A bet on ESG criteria and a rush among Japanese investors to own foreign stocks, particularly in the technology space, has proved to be a winning combination for a domestic fund managed by Morgan Stanley Investment Management.
Launched in Japan last month, the Global ESG High Quality Growth Equity Fund, run by the U.S. asset manager and owned by Japan’s Asset Management One Co., has raised an initial amount of ¥383 billion ($3.6 billion), the most for a new offering in Japan in 20 years, according to data compiled by Bloomberg. That also makes for the second-biggest launch ever among all stock funds in the nation, behind the Nomura Japan Equity Strategy Fund, which back in 2000 had an initial value of ¥792.5 billion.
The new offering adopts a similar strategy to Morgan Stanley’s $15.6 billion tech-heavy Global Opportunity Fund, with eight of their 10 biggest holdings being the same. The top four stocks — Amazon.com Inc., TAL Education Group, Mastercard Inc. and ServiceNow Inc. — account for about 30 percent of the portfolio for each fund.
"We want to have a good impact but also get the best returns for our shareholders,” Kristian Heugh, the manager of the fund at Morgan Stanley, said in an interview. "ESG is absolutely critical for the market to look at, for companies to look at, but we want to make sure that people don’t get too far in one direction or another because otherwise it’s not going to work,” Heugh said, referring to environmental, social and governance criteria.
The coronavirus pandemic has driven a global push toward sustainable investing, with increased focus on factors such as health and climate change spurring corporations to adopt higher ESG standards. Bank of America said last month that flows into ESG strategies in 2020 were four times greater than in 2019 on a year-to-date basis.

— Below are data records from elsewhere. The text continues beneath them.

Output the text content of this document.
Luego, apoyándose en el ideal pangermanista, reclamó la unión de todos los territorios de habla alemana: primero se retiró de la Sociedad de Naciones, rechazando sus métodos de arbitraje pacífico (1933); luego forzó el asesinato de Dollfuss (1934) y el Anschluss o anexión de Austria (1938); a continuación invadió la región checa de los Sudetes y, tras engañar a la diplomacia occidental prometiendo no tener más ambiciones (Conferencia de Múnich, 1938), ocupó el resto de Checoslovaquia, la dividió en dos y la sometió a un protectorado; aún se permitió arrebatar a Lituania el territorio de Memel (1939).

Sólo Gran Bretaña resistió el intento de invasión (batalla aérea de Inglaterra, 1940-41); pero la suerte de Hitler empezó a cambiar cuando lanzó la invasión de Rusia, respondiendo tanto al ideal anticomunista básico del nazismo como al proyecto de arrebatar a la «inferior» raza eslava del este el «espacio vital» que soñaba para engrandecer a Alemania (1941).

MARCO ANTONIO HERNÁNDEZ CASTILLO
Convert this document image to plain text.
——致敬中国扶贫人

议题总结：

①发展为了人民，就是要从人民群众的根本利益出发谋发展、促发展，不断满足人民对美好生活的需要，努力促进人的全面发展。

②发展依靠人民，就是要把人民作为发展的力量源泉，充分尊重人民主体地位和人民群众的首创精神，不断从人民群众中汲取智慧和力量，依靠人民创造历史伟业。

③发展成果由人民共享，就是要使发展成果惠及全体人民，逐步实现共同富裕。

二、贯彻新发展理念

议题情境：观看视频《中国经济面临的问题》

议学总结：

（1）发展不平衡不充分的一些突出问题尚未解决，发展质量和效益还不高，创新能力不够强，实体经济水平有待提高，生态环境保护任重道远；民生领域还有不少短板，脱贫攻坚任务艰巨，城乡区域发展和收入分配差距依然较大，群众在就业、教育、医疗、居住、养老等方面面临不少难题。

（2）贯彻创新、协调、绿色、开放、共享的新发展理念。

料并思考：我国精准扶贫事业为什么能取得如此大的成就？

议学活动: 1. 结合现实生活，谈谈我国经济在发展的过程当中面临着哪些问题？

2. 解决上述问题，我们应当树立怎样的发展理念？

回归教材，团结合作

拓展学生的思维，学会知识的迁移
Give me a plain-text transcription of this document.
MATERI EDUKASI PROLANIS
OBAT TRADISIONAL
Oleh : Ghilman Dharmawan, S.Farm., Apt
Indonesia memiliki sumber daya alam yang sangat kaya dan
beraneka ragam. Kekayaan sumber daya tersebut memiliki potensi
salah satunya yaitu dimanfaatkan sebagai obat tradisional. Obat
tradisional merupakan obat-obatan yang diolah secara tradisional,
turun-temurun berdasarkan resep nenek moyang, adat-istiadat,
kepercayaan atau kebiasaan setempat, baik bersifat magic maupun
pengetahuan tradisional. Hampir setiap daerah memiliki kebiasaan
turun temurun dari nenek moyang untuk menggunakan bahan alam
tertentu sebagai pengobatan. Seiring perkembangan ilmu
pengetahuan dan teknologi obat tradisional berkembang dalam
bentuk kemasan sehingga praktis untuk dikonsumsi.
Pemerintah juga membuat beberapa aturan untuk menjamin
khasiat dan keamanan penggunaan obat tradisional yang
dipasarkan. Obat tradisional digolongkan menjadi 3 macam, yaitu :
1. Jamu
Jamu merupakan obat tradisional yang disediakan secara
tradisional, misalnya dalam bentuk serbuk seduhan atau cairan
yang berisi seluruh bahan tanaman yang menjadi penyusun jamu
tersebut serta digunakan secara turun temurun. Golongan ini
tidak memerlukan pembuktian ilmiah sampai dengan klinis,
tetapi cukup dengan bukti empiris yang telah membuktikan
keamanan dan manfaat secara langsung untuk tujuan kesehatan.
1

Heugh’s team ranks stocks based on the firm’s internal scoring system, which takes into account the "qualitative aspects” of businesses in measuring a company’s performance, categorizing them into gold, silver and bronze ratings. Amazon.com, for example, has a silver rating.
E-commerce companies like Amazon.com have "some very positive impacts” to society by reducing cost and carbon footprint through its web-based services, according to Heugh.
The virus outbreak has seen retail investors around the world piling into shares of companies linked to technology and data-driven businesses. These stocks, along with health-care names, have been at the forefront of the rebound in global equities from their March lows.
The new fund has about 44 percent of its assets in information technology shares, according to its factsheet. That’s versus almost 35 percent for the Global Opportunity Fund, which has beaten 98 percent of its peers over the past one month.
Japan has "one of the largest home-market biases in the world,” Heugh said. "It’s been very impressive to see that mindset change.”